We are all "Sons of God," in the sense we were created equally in our essence, but we are not all equal on the evolutionary arc in our ascent back to the "House of The Father," as was the message of Jesus and many other world Avatars who lived as Mentors and Guides to show the rest of us how to live a life of righteousness.

There can be no honest argument that the world today is one of endless strife and chaos and much misery, pain and suffering. The great Gautama Buddha summed it up by saying all this is due to Human Ignorance, defined as endless desires and attachment to things of this materialistic world. which limits our reach for true wisdom. We have to want to know and to have enough dedication for Truth to spend many lives in search of it.

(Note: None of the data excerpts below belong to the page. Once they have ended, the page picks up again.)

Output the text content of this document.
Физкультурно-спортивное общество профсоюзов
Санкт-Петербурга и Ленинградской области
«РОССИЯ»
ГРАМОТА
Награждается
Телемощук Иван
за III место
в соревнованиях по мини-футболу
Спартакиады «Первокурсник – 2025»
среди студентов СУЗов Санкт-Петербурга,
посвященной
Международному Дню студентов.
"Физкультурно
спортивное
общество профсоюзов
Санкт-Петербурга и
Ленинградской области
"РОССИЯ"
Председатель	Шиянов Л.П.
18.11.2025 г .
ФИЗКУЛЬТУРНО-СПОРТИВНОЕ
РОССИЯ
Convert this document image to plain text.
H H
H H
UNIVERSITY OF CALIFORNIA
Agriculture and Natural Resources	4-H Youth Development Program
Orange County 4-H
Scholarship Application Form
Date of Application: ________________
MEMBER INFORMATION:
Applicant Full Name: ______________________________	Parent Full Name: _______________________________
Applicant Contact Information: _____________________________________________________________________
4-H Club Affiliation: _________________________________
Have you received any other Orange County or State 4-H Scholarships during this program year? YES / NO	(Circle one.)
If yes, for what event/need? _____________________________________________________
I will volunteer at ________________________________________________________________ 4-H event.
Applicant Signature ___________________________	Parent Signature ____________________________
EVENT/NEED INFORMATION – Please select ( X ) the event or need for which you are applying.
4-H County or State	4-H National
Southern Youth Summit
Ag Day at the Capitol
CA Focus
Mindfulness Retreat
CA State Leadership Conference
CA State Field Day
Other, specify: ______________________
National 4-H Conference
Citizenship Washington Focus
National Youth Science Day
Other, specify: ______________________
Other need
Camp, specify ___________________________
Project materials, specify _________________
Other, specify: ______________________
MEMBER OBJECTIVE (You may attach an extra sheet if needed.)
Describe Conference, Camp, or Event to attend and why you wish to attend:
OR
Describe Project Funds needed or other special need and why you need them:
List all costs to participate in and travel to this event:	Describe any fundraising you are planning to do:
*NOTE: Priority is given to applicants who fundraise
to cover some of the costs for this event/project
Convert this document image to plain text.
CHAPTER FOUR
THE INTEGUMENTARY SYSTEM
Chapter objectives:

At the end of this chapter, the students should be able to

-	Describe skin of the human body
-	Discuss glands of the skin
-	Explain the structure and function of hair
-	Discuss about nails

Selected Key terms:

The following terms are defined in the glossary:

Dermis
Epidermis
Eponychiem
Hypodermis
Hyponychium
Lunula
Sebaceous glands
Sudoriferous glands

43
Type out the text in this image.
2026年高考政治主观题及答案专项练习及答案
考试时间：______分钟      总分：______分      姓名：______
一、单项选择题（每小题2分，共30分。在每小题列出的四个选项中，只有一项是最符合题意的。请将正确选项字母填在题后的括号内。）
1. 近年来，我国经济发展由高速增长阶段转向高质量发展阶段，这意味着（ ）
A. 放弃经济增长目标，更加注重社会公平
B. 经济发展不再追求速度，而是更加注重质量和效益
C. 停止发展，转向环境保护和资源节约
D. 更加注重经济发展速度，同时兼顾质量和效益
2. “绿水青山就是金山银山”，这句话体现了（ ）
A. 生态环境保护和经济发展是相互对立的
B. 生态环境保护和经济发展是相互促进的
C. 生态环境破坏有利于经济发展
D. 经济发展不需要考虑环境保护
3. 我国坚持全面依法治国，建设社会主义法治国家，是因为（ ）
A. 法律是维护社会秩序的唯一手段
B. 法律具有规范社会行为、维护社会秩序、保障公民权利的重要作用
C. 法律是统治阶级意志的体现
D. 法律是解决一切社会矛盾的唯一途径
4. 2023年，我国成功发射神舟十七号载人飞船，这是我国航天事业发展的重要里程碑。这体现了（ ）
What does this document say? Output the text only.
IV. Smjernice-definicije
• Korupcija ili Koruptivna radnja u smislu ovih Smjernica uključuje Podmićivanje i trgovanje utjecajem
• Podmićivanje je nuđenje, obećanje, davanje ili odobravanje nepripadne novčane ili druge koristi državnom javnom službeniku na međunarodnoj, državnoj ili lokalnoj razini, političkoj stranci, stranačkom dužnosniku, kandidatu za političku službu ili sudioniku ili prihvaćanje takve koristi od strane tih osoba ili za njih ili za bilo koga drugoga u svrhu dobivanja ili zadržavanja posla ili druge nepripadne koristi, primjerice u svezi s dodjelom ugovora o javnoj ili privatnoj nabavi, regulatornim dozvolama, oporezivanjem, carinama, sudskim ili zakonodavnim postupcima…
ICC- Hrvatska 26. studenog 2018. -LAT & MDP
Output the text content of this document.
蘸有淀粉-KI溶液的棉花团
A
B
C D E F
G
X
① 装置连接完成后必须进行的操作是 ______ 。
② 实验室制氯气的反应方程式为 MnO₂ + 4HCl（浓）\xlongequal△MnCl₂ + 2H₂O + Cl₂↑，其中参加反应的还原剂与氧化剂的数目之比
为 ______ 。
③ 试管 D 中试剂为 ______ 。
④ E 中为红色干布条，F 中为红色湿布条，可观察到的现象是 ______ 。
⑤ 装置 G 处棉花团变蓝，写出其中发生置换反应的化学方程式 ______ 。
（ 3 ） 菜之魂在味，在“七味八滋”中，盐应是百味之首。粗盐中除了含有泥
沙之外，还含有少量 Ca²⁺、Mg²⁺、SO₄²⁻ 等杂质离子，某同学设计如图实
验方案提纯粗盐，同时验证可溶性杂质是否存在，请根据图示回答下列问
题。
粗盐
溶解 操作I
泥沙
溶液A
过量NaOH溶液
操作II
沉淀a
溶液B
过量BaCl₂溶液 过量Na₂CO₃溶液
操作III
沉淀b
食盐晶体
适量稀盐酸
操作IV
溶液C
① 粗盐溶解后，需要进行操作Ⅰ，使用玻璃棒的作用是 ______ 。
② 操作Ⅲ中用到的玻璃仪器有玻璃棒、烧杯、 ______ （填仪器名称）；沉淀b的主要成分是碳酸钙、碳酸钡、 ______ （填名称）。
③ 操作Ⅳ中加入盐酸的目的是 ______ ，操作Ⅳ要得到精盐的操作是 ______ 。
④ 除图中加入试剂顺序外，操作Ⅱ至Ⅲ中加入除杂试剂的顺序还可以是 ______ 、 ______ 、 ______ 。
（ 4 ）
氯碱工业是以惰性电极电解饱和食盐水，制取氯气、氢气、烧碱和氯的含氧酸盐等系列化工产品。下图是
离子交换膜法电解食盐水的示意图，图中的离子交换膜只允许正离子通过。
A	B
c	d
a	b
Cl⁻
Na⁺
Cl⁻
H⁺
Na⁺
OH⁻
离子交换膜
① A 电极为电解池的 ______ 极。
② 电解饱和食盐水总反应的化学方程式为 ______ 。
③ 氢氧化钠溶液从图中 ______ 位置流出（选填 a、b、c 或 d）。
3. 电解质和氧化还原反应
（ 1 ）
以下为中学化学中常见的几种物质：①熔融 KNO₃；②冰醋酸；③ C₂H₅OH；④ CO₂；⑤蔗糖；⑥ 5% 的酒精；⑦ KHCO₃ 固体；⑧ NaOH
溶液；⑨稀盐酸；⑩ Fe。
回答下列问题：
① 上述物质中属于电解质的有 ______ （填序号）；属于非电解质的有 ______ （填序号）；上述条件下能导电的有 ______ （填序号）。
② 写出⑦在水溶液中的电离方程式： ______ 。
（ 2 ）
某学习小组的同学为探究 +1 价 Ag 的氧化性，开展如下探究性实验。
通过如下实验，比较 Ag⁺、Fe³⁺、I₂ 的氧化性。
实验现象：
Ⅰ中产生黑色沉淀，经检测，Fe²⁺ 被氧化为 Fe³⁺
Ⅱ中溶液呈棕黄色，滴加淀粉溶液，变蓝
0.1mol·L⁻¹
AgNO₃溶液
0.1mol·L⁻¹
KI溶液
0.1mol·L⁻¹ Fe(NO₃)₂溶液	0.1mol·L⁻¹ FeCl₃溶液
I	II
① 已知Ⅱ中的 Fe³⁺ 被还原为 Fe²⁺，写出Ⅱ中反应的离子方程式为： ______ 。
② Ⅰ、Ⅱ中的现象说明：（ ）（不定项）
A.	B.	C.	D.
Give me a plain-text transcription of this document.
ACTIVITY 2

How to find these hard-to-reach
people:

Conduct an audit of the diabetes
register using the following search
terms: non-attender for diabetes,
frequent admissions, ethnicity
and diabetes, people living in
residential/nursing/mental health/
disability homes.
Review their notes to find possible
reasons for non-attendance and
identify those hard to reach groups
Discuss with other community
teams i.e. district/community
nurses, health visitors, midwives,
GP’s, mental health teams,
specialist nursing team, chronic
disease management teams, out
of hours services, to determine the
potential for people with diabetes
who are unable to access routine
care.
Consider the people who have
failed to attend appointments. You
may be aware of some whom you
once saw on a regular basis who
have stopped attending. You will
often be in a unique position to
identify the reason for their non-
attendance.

A study of the Basic Principles of Nature show us the way to this Wisdom. It begins with a deep study and observation of ourselves throughout the day since we are each an inseparable part of the Basic Principles of Nature. The Oracle of the Delphi admonished us eons ago, Gnothe Seauton, or "Man, Know Thyself." It is a first step to further wisdom. We need to be consciously aware of all our daily thoughts and decisions and admit to our real motives in all that we do. In lieu of our self-centered concerns and our trivial and petty daily interest, we need to develop and practice Universal Love, Altruism and sense of Brotherhood toward all. The attainment of these aspects of spiritual growth is the real purpose of our existence and the reason we are alive on this planet. These are the means to true spiritual advancement, and a study of the basic Principles of Nature or Universal Laws, is the beginning step to this achievement.